[Intel-gfx] [RFC] tests/gem_ring_sync_copy: reduce memory usage

Fri Nov 28 19:24:18 CET 2014

On Fri, Nov 28, 2014 at 05:34:31PM +0000, Chris Wilson wrote:
> On Fri, Nov 28, 2014 at 05:05:11PM +0000, Gore, Tim wrote:
> > 
> > > -----Original Message-----
> > > From: Chris Wilson [mailto:chris at chris-wilson.co.uk]
> > > Sent: Friday, November 28, 2014 4:47 PM
> > > To: Gore, Tim
> > > Cc: Lespiau, Damien; intel-gfx at lists.freedesktop.org
> > > Subject: Re: [Intel-gfx] [RFC] tests/gem_ring_sync_copy: reduce memory
> > > usage
> > > 
> > > On Fri, Nov 28, 2014 at 04:34:08PM +0000, Gore, Tim wrote:
> > > >
> > > >
> > > > > -----Original Message-----
> > > > > From: Chris Wilson [mailto:chris at chris-wilson.co.uk]
> > > > > Sent: Friday, November 28, 2014 4:20 PM
> > > > > To: Lespiau, Damien
> > > > > Cc: Gore, Tim; intel-gfx at lists.freedesktop.org
> > > > > Subject: Re: [Intel-gfx] [RFC] tests/gem_ring_sync_copy: reduce
> > > > > memory usage
> > > > >
> > > > > On Fri, Nov 28, 2014 at 04:04:14PM +0000, Damien Lespiau wrote:
> > > > > > On Fri, Nov 28, 2014 at 03:47:01PM +0000, Gore, Tim wrote:
> > > > > > > N_buffers_load is still used. I am still submitting 1000 buffers
> > > > > > > to the ring, its just that I use the same buffers over and over
> > > > > > > (hence the "i %
> > > > > NUM_BUSY_BUFFERS").
> > > > > > > So I only allocate 32 buffers, and each gets copied 1000/32
> > > > > > > times, so the ring is kept busy for as long as previously.
> > > > > >
> > > > > > Ah oops, yes, indeed. Looks good then, pushed, thanks for the patch.
> > > > >
> > > > > The ring is kept as busy, but the queue depth is drastically reduced
> > > > > (from N_buffers to 32). Since both numbers are arbitrary, I am not
> > > > > adverse to the change, but I would feel happier if it was
> > > > > demonstrated that the new test is still capable of detecting bugs
> > > > > deliberately introduced into the ring synchronisation code.
> > > > > -Chris
> > > > >
> > > >
> > > > Excuse a rather novice question, but which queue depth is reduced?
> > > 
> > > We track on the object the last read/write request. If you reuse objects the
> > > effective depth in the read/write queue is reduced, and this queue is
> > > implicitly used when synchronising between rings.
> > > -Chris
> > > 
> > 
> > OK thanks. So the test has changed but in a subtle way. It would seem that the main
> > thrust of the test is still there but perhaps we could do better by checking how much
> > memory we have and then using 1000 buffers of a size that we can accommodate.?
> 
> Yes. You could allocate 1000 single pages and perform lots of little copies
> in each page to generate the workload with large queue depths. Good idea.
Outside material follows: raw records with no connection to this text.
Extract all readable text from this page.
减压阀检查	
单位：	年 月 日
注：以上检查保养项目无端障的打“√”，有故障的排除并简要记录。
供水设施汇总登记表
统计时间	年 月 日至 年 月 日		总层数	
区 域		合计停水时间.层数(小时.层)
I think overall we have way too many copypastas of "throw load with
depencies onto $engine with $ctx". Volunteers to extract something
autotuning and use it everwhere highgly welcome ;-)
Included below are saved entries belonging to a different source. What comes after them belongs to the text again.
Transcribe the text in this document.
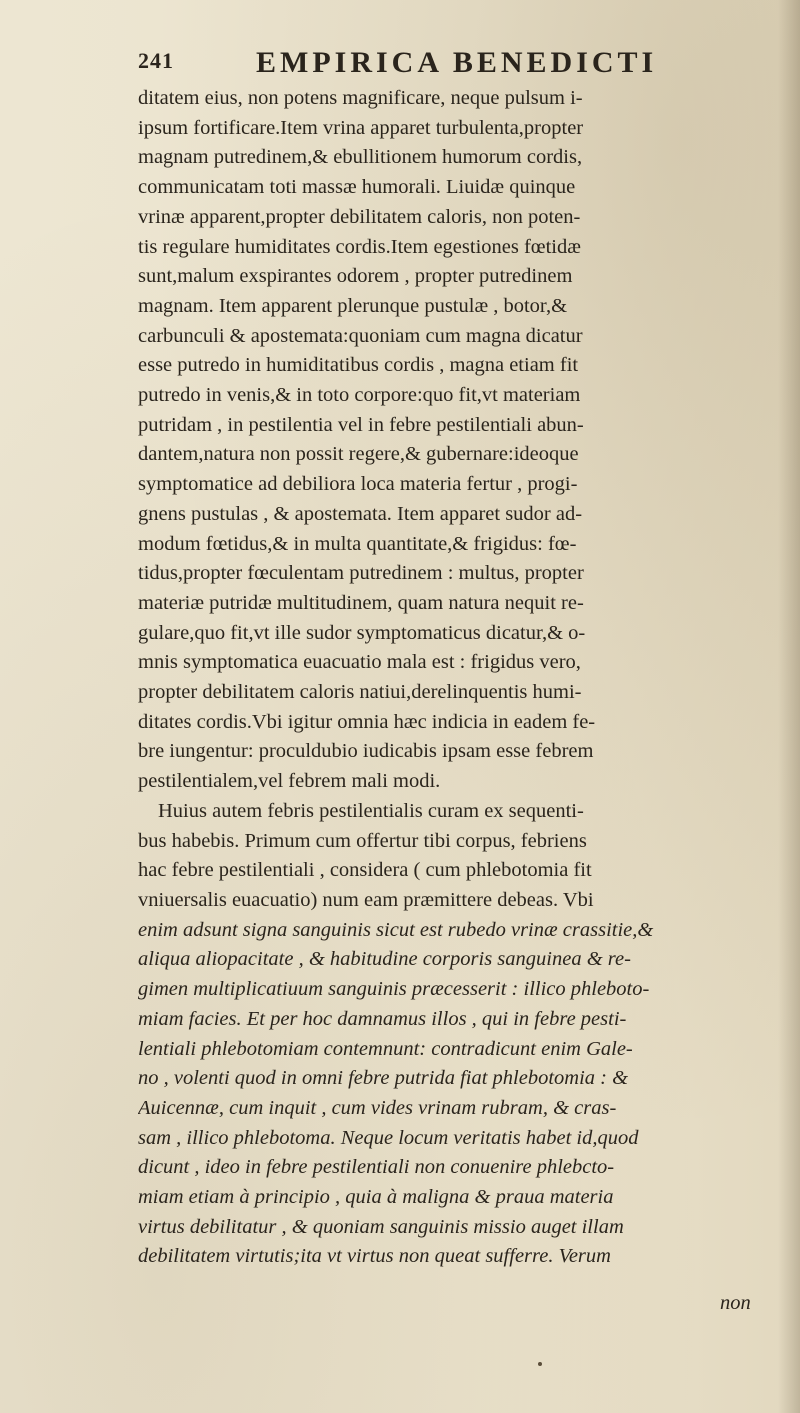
241	EMPIRICA BENEDICTI
ditatem eius, non potens magnificare, neque pulsum i-
ipsum fortificare.Item vrina apparet turbulenta,propter
magnam putredinem,& ebullitionem humorum cordis,
communicatam toti massæ humorali. Liuidæ quinque
vrinæ apparent,propter debilitatem caloris, non poten-
tis regulare humiditates cordis.Item egestiones fœtidæ
sunt,malum exspirantes odorem , propter putredinem
magnam. Item apparent plerunque pustulæ , botor,&
carbunculi & apostemata:quoniam cum magna dicatur
esse putredo in humiditatibus cordis , magna etiam fit
putredo in venis,& in toto corpore:quo fit,vt materiam
putridam , in pestilentia vel in febre pestilentiali abun-
dantem,natura non possit regere,& gubernare:ideoque
symptomatice ad debiliora loca materia fertur , progi-
gnens pustulas , & apostemata. Item apparet sudor ad-
modum fœtidus,& in multa quantitate,& frigidus: fœ-
tidus,propter fœculentam putredinem : multus, propter
materiæ putridæ multitudinem, quam natura nequit re-
gulare,quo fit,vt ille sudor symptomaticus dicatur,& o-
mnis symptomatica euacuatio mala est : frigidus vero,
propter debilitatem caloris natiui,derelinquentis humi-
ditates cordis.Vbi igitur omnia hæc indicia in eadem fe-
bre iungentur: proculdubio iudicabis ipsam esse febrem
pestilentialem,vel febrem mali modi.
Huius autem febris pestilentialis curam ex sequenti-
bus habebis. Primum cum offertur tibi corpus, febriens
hac febre pestilentiali , considera ( cum phlebotomia fit
vniuersalis euacuatio) num eam præmittere debeas. Vbi
enim adsunt signa sanguinis sicut est rubedo vrinæ crassitie,&
aliqua aliopacitate , & habitudine corporis sanguinea & re-
gimen multiplicatiuum sanguinis præcesserit : illico phleboto-
miam facies. Et per hoc damnamus illos , qui in febre pesti-
lentiali phlebotomiam contemnunt: contradicunt enim Gale-
no , volenti quod in omni febre putrida fiat phlebotomia : &
Auicennæ, cum inquit , cum vides vrinam rubram, & cras-
sam , illico phlebotoma. Neque locum veritatis habet id,quod
dicunt , ideo in febre pestilentiali non conuenire phlebcto-
miam etiam à principio , quia à maligna & praua materia
virtus debilitatur , & quoniam sanguinis missio auget illam
debilitatem virtutis;ita vt virtus non queat sufferre. Verum
non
I think Ville is working on something for kms_flip (since on vlv the
current workload takes to long and results in timeouts for flips and so
test failures). But not sure whether he'll do the full librarization.
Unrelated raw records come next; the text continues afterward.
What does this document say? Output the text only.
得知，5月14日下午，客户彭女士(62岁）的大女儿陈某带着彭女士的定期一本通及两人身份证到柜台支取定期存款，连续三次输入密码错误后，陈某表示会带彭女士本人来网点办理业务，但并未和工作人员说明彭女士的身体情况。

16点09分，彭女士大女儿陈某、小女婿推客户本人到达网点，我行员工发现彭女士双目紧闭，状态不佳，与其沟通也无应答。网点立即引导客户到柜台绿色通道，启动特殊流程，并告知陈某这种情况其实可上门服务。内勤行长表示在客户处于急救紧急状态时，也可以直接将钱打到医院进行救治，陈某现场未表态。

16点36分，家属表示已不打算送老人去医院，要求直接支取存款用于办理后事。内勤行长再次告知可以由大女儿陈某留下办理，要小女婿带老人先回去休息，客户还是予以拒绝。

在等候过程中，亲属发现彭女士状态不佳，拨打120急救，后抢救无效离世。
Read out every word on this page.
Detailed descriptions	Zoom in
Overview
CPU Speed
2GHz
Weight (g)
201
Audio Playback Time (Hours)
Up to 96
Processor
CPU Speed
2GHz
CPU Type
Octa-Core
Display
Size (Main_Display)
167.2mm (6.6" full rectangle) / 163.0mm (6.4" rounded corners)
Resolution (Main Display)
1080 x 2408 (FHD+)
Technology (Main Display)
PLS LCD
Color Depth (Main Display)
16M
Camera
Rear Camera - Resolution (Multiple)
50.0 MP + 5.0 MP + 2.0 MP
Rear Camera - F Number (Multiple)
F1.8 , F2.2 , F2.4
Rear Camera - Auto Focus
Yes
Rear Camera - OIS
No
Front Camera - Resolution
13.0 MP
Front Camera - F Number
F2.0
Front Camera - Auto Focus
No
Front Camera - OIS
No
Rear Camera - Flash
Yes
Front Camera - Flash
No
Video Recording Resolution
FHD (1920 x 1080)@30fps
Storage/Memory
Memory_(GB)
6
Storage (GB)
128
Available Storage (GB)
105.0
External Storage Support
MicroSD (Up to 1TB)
Aside on depencies: As long as we keep things in the same (implicit)
context we won't reorder with the scheduler. Or at least that's been my
working assumption while writing tests. Only for cross-ctx/fd/engine stuff
do the actual depencies matter.
-Daniel
-- 
Daniel Vetter
Software Engineer, Intel Corporation
+41 (0) 79 365 57 48 - http://blog.ffwll.ch